Warm your heart with one of these reads!
After a violent mugging, Ann Walmsley was understandably hesitant when a friend started a book club in a Canadian men’s prison and asked her to help. She signed up for this untypical book club – no wine and cheese, superficial chat or plush furniture. Instead, classic works of fiction and non-fiction, from The Curious Incident of the Dog in the Night Time to Three Cups of Tea kicked off frank discussions about loss, anger, identity and loneliness. The book club became a prized oasis in which the men could regain a sense of humanity. In The Prison Book Club, Walmsley records her experiences and introduces us to Graham the biker, Frank the gunman, Ben and Dread the drug dealers and Gaston and Peter, a pair of robbers, as they share ideas and reveal their life stories in this fascinating true story. Oneworld Publications, R225.
Grizelda Grootboom’s story is truly horrific. She moved to Joburg at the age of 18 in an attempt to start a new life. Instead, she was betrayed by a trusted friend and sold to a human trafficking syndicate on arrival in Yeoville, tied in a room for two weeks and forced to work as a sex slave. She spent the next18 years living a life on street corners, being pimped and taught how to strip, as well as using a variety of drugs. A series of tragedies defined her existence until her ultimate escape from it all. Exit! is Grizelda Grootboom’s heart-rending story.

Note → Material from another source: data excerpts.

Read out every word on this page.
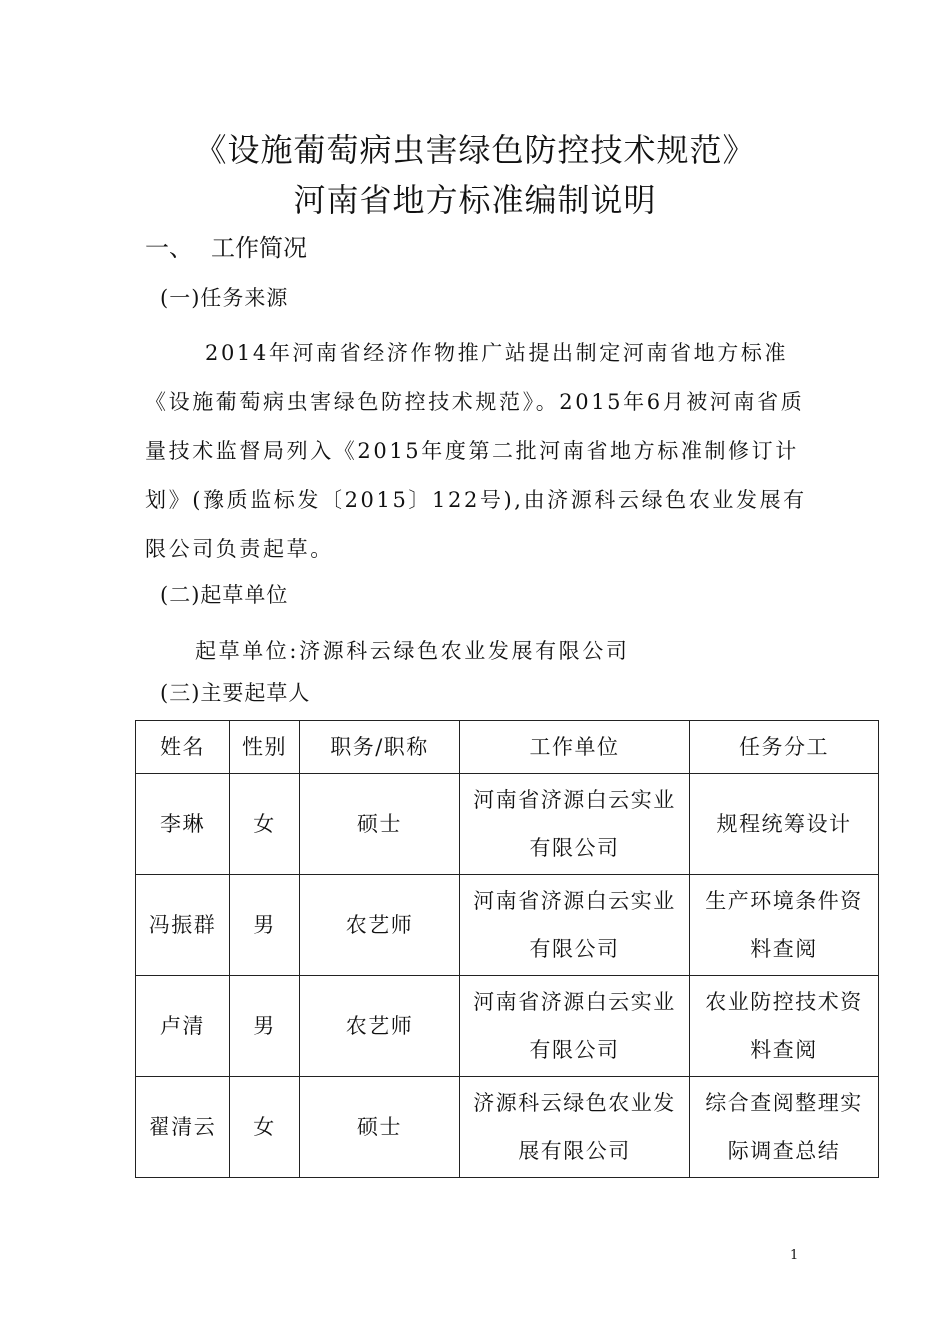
《设施葡萄病虫害绿色防控技术规范》
河南省地方标准编制说明
一、 工作简况
(一)任务来源

2014年河南省经济作物推广站提出制定河南省地方标准《设施葡萄病虫害绿色防控技术规范》。2015年6月被河南省质量技术监督局列入《2015年度第二批河南省地方标准制修订计划》(豫质监标发〔2015〕122号),由济源科云绿色农业发展有限公司负责起草。

(二)起草单位

起草单位:济源科云绿色农业发展有限公司

(三)主要起草人
姓名	性别	职务/职称	工作单位	任务分工
李琳	女	硕士	河南省济源白云实业有限公司	规程统筹设计
冯振群	男	农艺师	河南省济源白云实业有限公司	生产环境条件资料查阅
卢清	男	农艺师	河南省济源白云实业有限公司	农业防控技术资料查阅
翟清云	女	硕士	济源科云绿色农业发展有限公司	综合查阅整理实际调查总结
1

Blackbird Books, R195.
Rich Cohen travelled with the Rolling Stones in the 1990s as a reporter for Rolling Stone. He quickly fell under their sway and was privy to band’s jokes, camaraderie, bitchiness and hardliving. The Sun & The Moon & The Rolling Stones is his chronicle of the low points and the high and he puts his finger on the moments that defined them as gifted musicians. But in the end, after the drugs, girlfriends, rows and endless reunions, the music remains, which means die hard fans will find this a fascinating read. Headline, R380
There can’t be many people in South Africa who haven’t heard of Gareth Cliff. Now he shares his story with fans (and others) in Cliffhanger – Confessions of a Shock Jock. In it, he takes readers behind the scenes to reminisce about his radio and TV careers, lets them meet funny and famous people and get to the heart of every controversy (did he jump or was he pushed?). Altogether, it’s a fascinating read and he ends on a highly positive note by taking a peek into the future of the world as we know it. Jonathan Ball R225.
Jennifer Friedman grew up Jewish in a small Free State town in the 50s and 60s. An outsider on the inside, she moves between child and adult, black and white, as Verwoerd’s grand apartheid plan divides SA. Queen of the Free State is a beautifully written book that perfectly captures the atmosphere of the time. The story involves midnight escapes, stolen loot and banned comics, icy drives with Grandpa, terrifying policemen and Pa’s beatings. Not always the happiest of childhoods for a girl with a strong dose of rebel in her, the tale is nevertheless told with humour and pathos and is at times very funny. Many readers who grew up in the same era will recognise Friedman’s stories of learning to do the twist, a holiday camp for kids, Sharpeville, lucky packets, piano exams… Tafelberg, R250.